E = t_value * (0.001 / sqrt(7))
E = t_value * (0.001 / 2.64575)
E = t_value * 0.0003779645

Next, we would calculate the confidence interval limits:

Lower limit = mean - E
Upper limit = mean + E

Substitute the mean and calculated E:

Lower limit = 2.899 - (t_value * 0.0003779645)
Upper limit = 2.899 + (t_value * 0.0003779645)

The final step is to round the lower and upper limits to three significant figures.

Without the actual t-value, we cannot compute the final confidence interval. Once you have the t-value, you can plug it into the formula to get the exact lower and upper bounds. Then round the results to maintain three significant figures as required.

Answer 2

The 99% confidence interval for this sample mean is between 2.895 ppb and 2.903 ppb.

Explanation:

We have the standard deviation for the sample, so we use the t-distribution to solve this question.

The first step to solve this problem is finding how many degrees of freedom, we have.
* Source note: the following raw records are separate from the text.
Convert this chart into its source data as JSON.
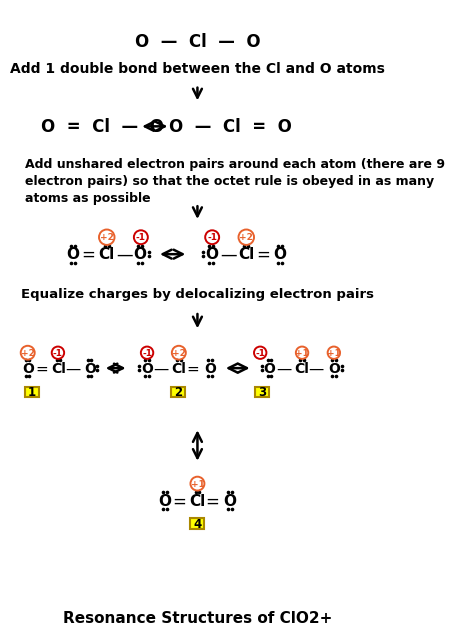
{
  "bg_color": "#ffffff",
  "title_bottom": "Resonance Structures of ClO2+",
  "step1_label": "Add 1 double bond between the Cl and O atoms",
  "step3_label": "Add unshared electron pairs around each atom (there are 9\nelectron pairs) so that the octet rule is obeyed in as many\natoms as possible",
  "step4_label": "Equalize charges by delocalizing electron pairs",
  "charge_color_orange": "#e8612c",
  "charge_color_red": "#cc0000",
  "yellow_color": "#ffff00",
  "yellow_border": "#aa8800"
}
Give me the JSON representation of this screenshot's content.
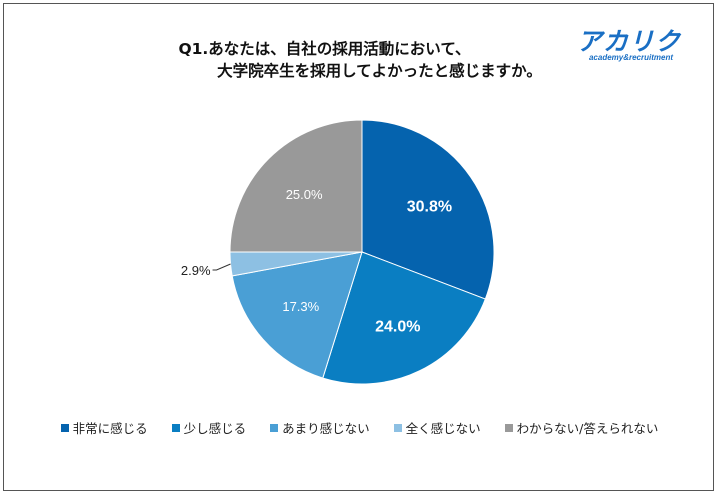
{
  "title": {
    "line1": "Q1.あなたは、自社の採用活動において、",
    "line2": "大学院卒生を採用してよかったと感じますか。"
  },
  "logo": {
    "main": "アカリク",
    "sub": "academy&recruitment",
    "color": "#1a6fc4"
  },
  "chart_data": {
    "type": "pie",
    "categories": [
      "非常に感じる",
      "少し感じる",
      "あまり感じない",
      "全く感じない",
      "わからない/答えられない"
    ],
    "values": [
      30.8,
      24.0,
      17.3,
      2.9,
      25.0
    ],
    "labels": [
      "30.8%",
      "24.0%",
      "17.3%",
      "2.9%",
      "25.0%"
    ],
    "colors": [
      "#0563ae",
      "#0a7ec2",
      "#4a9fd5",
      "#8dc0e3",
      "#999999"
    ],
    "legend_position": "bottom",
    "start_angle": "12 o'clock",
    "direction": "clockwise"
  }
}
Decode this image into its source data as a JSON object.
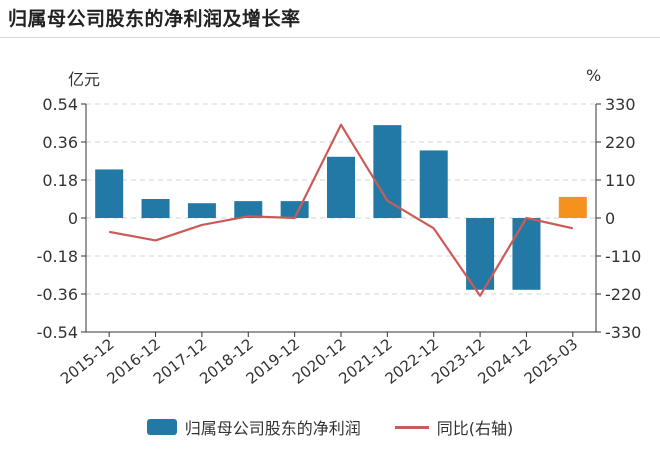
{
  "chart_data": {
    "type": "bar",
    "title": "归属母公司股东的净利润及增长率",
    "left_unit": "亿元",
    "right_unit": "%",
    "categories": [
      "2015-12",
      "2016-12",
      "2017-12",
      "2018-12",
      "2019-12",
      "2020-12",
      "2021-12",
      "2022-12",
      "2023-12",
      "2024-12",
      "2025-03"
    ],
    "series": [
      {
        "name": "归属母公司股东的净利润",
        "type": "bar",
        "axis": "left",
        "values": [
          0.23,
          0.09,
          0.07,
          0.08,
          0.08,
          0.29,
          0.44,
          0.32,
          -0.34,
          -0.34,
          0.1
        ],
        "colors": [
          "#2379a6",
          "#2379a6",
          "#2379a6",
          "#2379a6",
          "#2379a6",
          "#2379a6",
          "#2379a6",
          "#2379a6",
          "#2379a6",
          "#2379a6",
          "#f5921e"
        ]
      },
      {
        "name": "同比(右轴)",
        "type": "line",
        "axis": "right",
        "values": [
          -40,
          -65,
          -20,
          5,
          0,
          270,
          50,
          -30,
          -225,
          0,
          -30
        ],
        "color": "#cc5b57"
      }
    ],
    "y_left": {
      "min": -0.54,
      "max": 0.54,
      "ticks": [
        "0.54",
        "0.36",
        "0.18",
        "0",
        "-0.18",
        "-0.36",
        "-0.54"
      ]
    },
    "y_right": {
      "min": -330,
      "max": 330,
      "ticks": [
        "330",
        "220",
        "110",
        "0",
        "-110",
        "-220",
        "-330"
      ]
    },
    "grid": true,
    "legend_position": "bottom"
  }
}
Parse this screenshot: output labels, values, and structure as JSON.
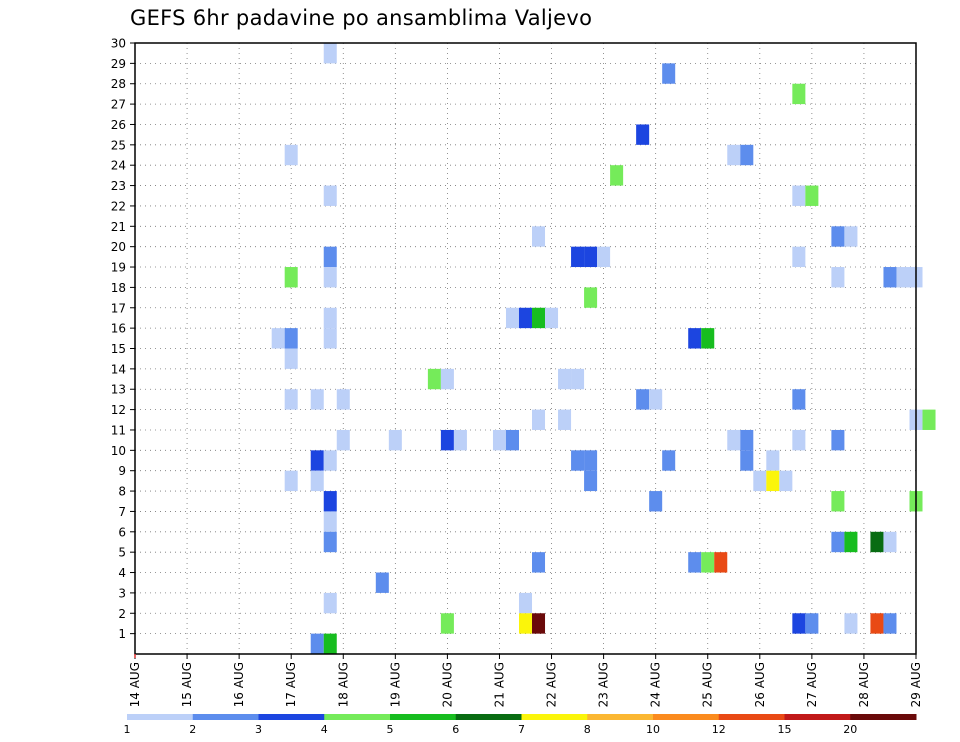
{
  "title": "GEFS 6hr padavine po ansamblima Valjevo",
  "chart_data": {
    "type": "heatmap",
    "title": "GEFS 6hr padavine po ansamblima Valjevo",
    "x_tick_labels": [
      "14 AUG",
      "15 AUG",
      "16 AUG",
      "17 AUG",
      "18 AUG",
      "19 AUG",
      "20 AUG",
      "21 AUG",
      "22 AUG",
      "23 AUG",
      "24 AUG",
      "25 AUG",
      "26 AUG",
      "27 AUG",
      "28 AUG",
      "29 AUG"
    ],
    "x_range_days": [
      0,
      15
    ],
    "time_step_hours": 6,
    "y_tick_labels": [
      "1",
      "2",
      "3",
      "4",
      "5",
      "6",
      "7",
      "8",
      "9",
      "10",
      "11",
      "12",
      "13",
      "14",
      "15",
      "16",
      "17",
      "18",
      "19",
      "20",
      "21",
      "22",
      "23",
      "24",
      "25",
      "26",
      "27",
      "28",
      "29",
      "30"
    ],
    "ylim": [
      0,
      30
    ],
    "grid": true,
    "legend": {
      "placement": "bottom",
      "colors": [
        "#bcd0f8",
        "#5d8ded",
        "#1c45e0",
        "#75eb5a",
        "#17bd1f",
        "#086c12",
        "#fbf50a",
        "#fbb732",
        "#fb8b1e",
        "#e94a15",
        "#c11919",
        "#6a0a0a"
      ],
      "labels": [
        "1",
        "2",
        "3",
        "4",
        "5",
        "6",
        "7",
        "8",
        "10",
        "12",
        "15",
        "20"
      ]
    },
    "cells": [
      {
        "member": 30,
        "t": 3.75,
        "c": 0
      },
      {
        "member": 29,
        "t": 10.25,
        "c": 1
      },
      {
        "member": 28,
        "t": 12.75,
        "c": 3
      },
      {
        "member": 26,
        "t": 9.75,
        "c": 2
      },
      {
        "member": 25,
        "t": 3,
        "c": 0
      },
      {
        "member": 25,
        "t": 11.5,
        "c": 0
      },
      {
        "member": 25,
        "t": 11.75,
        "c": 1
      },
      {
        "member": 24,
        "t": 9.25,
        "c": 3
      },
      {
        "member": 23,
        "t": 3.75,
        "c": 0
      },
      {
        "member": 23,
        "t": 12.75,
        "c": 0
      },
      {
        "member": 23,
        "t": 13,
        "c": 3
      },
      {
        "member": 21,
        "t": 7.75,
        "c": 0
      },
      {
        "member": 21,
        "t": 13.5,
        "c": 1
      },
      {
        "member": 21,
        "t": 13.75,
        "c": 0
      },
      {
        "member": 20,
        "t": 3.75,
        "c": 1
      },
      {
        "member": 20,
        "t": 8.5,
        "c": 2
      },
      {
        "member": 20,
        "t": 8.75,
        "c": 2
      },
      {
        "member": 20,
        "t": 9,
        "c": 0
      },
      {
        "member": 20,
        "t": 12.75,
        "c": 0
      },
      {
        "member": 19,
        "t": 3,
        "c": 3
      },
      {
        "member": 19,
        "t": 3.75,
        "c": 0
      },
      {
        "member": 19,
        "t": 13.5,
        "c": 0
      },
      {
        "member": 19,
        "t": 14.5,
        "c": 1
      },
      {
        "member": 19,
        "t": 14.75,
        "c": 0
      },
      {
        "member": 19,
        "t": 15,
        "c": 0
      },
      {
        "member": 18,
        "t": 8.75,
        "c": 3
      },
      {
        "member": 17,
        "t": 3.75,
        "c": 0
      },
      {
        "member": 17,
        "t": 7.25,
        "c": 0
      },
      {
        "member": 17,
        "t": 7.5,
        "c": 2
      },
      {
        "member": 17,
        "t": 7.75,
        "c": 4
      },
      {
        "member": 17,
        "t": 8,
        "c": 0
      },
      {
        "member": 16,
        "t": 2.75,
        "c": 0
      },
      {
        "member": 16,
        "t": 3,
        "c": 1
      },
      {
        "member": 16,
        "t": 3.75,
        "c": 0
      },
      {
        "member": 16,
        "t": 10.75,
        "c": 2
      },
      {
        "member": 16,
        "t": 11,
        "c": 4
      },
      {
        "member": 15,
        "t": 3,
        "c": 0
      },
      {
        "member": 14,
        "t": 5.75,
        "c": 3
      },
      {
        "member": 14,
        "t": 6,
        "c": 0
      },
      {
        "member": 14,
        "t": 8.25,
        "c": 0
      },
      {
        "member": 14,
        "t": 8.5,
        "c": 0
      },
      {
        "member": 13,
        "t": 3,
        "c": 0
      },
      {
        "member": 13,
        "t": 3.5,
        "c": 0
      },
      {
        "member": 13,
        "t": 4,
        "c": 0
      },
      {
        "member": 13,
        "t": 9.75,
        "c": 1
      },
      {
        "member": 13,
        "t": 10,
        "c": 0
      },
      {
        "member": 13,
        "t": 12.75,
        "c": 1
      },
      {
        "member": 12,
        "t": 7.75,
        "c": 0
      },
      {
        "member": 12,
        "t": 8.25,
        "c": 0
      },
      {
        "member": 12,
        "t": 15,
        "c": 0
      },
      {
        "member": 12,
        "t": 15.25,
        "c": 3
      },
      {
        "member": 11,
        "t": 4,
        "c": 0
      },
      {
        "member": 11,
        "t": 5,
        "c": 0
      },
      {
        "member": 11,
        "t": 6,
        "c": 2
      },
      {
        "member": 11,
        "t": 6.25,
        "c": 0
      },
      {
        "member": 11,
        "t": 7,
        "c": 0
      },
      {
        "member": 11,
        "t": 7.25,
        "c": 1
      },
      {
        "member": 11,
        "t": 11.5,
        "c": 0
      },
      {
        "member": 11,
        "t": 11.75,
        "c": 1
      },
      {
        "member": 11,
        "t": 12.75,
        "c": 0
      },
      {
        "member": 11,
        "t": 13.5,
        "c": 1
      },
      {
        "member": 10,
        "t": 3.5,
        "c": 2
      },
      {
        "member": 10,
        "t": 3.75,
        "c": 0
      },
      {
        "member": 10,
        "t": 8.5,
        "c": 1
      },
      {
        "member": 10,
        "t": 8.75,
        "c": 1
      },
      {
        "member": 10,
        "t": 10.25,
        "c": 1
      },
      {
        "member": 10,
        "t": 11.75,
        "c": 1
      },
      {
        "member": 10,
        "t": 12.25,
        "c": 0
      },
      {
        "member": 9,
        "t": 3,
        "c": 0
      },
      {
        "member": 9,
        "t": 3.5,
        "c": 0
      },
      {
        "member": 9,
        "t": 8.75,
        "c": 1
      },
      {
        "member": 9,
        "t": 12,
        "c": 0
      },
      {
        "member": 9,
        "t": 12.25,
        "c": 6
      },
      {
        "member": 9,
        "t": 12.5,
        "c": 0
      },
      {
        "member": 8,
        "t": 3.75,
        "c": 2
      },
      {
        "member": 8,
        "t": 10,
        "c": 1
      },
      {
        "member": 8,
        "t": 13.5,
        "c": 3
      },
      {
        "member": 8,
        "t": 15,
        "c": 3
      },
      {
        "member": 7,
        "t": 3.75,
        "c": 0
      },
      {
        "member": 6,
        "t": 3.75,
        "c": 1
      },
      {
        "member": 6,
        "t": 13.5,
        "c": 1
      },
      {
        "member": 6,
        "t": 13.75,
        "c": 4
      },
      {
        "member": 6,
        "t": 14.25,
        "c": 5
      },
      {
        "member": 6,
        "t": 14.5,
        "c": 0
      },
      {
        "member": 5,
        "t": 7.75,
        "c": 1
      },
      {
        "member": 5,
        "t": 10.75,
        "c": 1
      },
      {
        "member": 5,
        "t": 11,
        "c": 3
      },
      {
        "member": 5,
        "t": 11.25,
        "c": 9
      },
      {
        "member": 4,
        "t": 4.75,
        "c": 1
      },
      {
        "member": 3,
        "t": 3.75,
        "c": 0
      },
      {
        "member": 3,
        "t": 7.5,
        "c": 0
      },
      {
        "member": 2,
        "t": 6,
        "c": 3
      },
      {
        "member": 2,
        "t": 7.5,
        "c": 6
      },
      {
        "member": 2,
        "t": 7.75,
        "c": 11
      },
      {
        "member": 2,
        "t": 12.75,
        "c": 2
      },
      {
        "member": 2,
        "t": 13,
        "c": 1
      },
      {
        "member": 2,
        "t": 13.75,
        "c": 0
      },
      {
        "member": 2,
        "t": 14.25,
        "c": 9
      },
      {
        "member": 2,
        "t": 14.5,
        "c": 1
      },
      {
        "member": 1,
        "t": 3.5,
        "c": 1
      },
      {
        "member": 1,
        "t": 3.75,
        "c": 4
      }
    ]
  }
}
This is the sample size subtracted by 1. So

df = 7 - 1 = 6

99% confidence interval

Now, we have to find a value of T, which is found looking at the t table, with 6 degrees of freedom(y-axis) and a confidence level of
`1 - (1 - 0.99)/(2) = 0.995`. So we have T = 3.7074

The margin of error is:

M = T*s = 3.7074*0.001 = 0.004

In which s is the standard deviation of the sample.

The lower end of the interval is the sample mean subtracted by M. So it is 2.899 - 0.004 = 2.895 ppb.

The upper end of the interval is the sample mean added to M. So it is 2.899 + 0.004 = 2.903 ppb.

The 99% confidence interval for this sample mean is between 2.895 ppb and 2.903 ppb.